Pertama kalinya sepanjang saya hidup tidak ada kebaktian di gereja. Tidak ada bersalaman dengan jemaat yang lain. Tidak ada ucapan selamat sambil merenungkan dengan khusyuk betapa anugerah itu tidak layak diberikan bagi saya dan kita semua.
Paskah tahun ini terpaksa menggunakan layar. Tidak ada tatap muka, jabat tangan, dan tepukan di bahu.

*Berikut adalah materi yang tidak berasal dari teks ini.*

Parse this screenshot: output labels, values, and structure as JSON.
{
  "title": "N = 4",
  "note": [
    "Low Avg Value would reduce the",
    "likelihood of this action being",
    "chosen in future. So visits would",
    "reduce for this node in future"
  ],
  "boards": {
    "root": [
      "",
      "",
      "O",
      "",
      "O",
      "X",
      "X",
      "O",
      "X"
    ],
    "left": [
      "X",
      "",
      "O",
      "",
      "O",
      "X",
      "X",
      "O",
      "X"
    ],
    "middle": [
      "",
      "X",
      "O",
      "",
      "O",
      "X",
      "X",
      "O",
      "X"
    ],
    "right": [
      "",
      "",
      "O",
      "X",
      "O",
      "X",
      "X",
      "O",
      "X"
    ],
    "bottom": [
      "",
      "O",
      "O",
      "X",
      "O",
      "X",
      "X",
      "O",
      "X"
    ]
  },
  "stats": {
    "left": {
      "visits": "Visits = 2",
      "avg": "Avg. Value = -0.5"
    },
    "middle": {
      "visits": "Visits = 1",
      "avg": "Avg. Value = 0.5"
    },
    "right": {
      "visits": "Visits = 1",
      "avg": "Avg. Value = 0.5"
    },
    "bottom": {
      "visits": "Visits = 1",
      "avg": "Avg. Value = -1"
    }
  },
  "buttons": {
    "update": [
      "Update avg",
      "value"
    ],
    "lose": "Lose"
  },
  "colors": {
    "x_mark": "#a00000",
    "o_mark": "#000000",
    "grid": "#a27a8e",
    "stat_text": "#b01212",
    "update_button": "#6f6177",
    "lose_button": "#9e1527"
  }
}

Yang ada hanya lambaian dari tempat-tempat yang jauh, senyum yang dipaksakan karena batin yang tersiksa, dan doa yang diucapkan keras-keras mengharapkan belas kasihan Tuhan atas umat manusia.
Paskah tahun ini bukan Paskah yang manusiawi.
Tindakan penyaliban Tuhan Yesus yang diperingati pada hari Jumat Agung ini juga sama tidak manusiawinya.
Kita, manusia, yang diciptakan menurut gambar dan rupa Allah, mampu memperlakukan manusia lain serendah orang-orang Yerusalem ketika itu memperlakukan Tuhan Yesus.
Mendekat padahal berkhianat.
Menangkap tanpa surat perintah.
Membelenggu tanpa penjelasan.
Merampas martabat saat memaksa menanggalkan pakaian.
Tanpa takut menancapkan mahkota duri di batok kepala yang rapuh.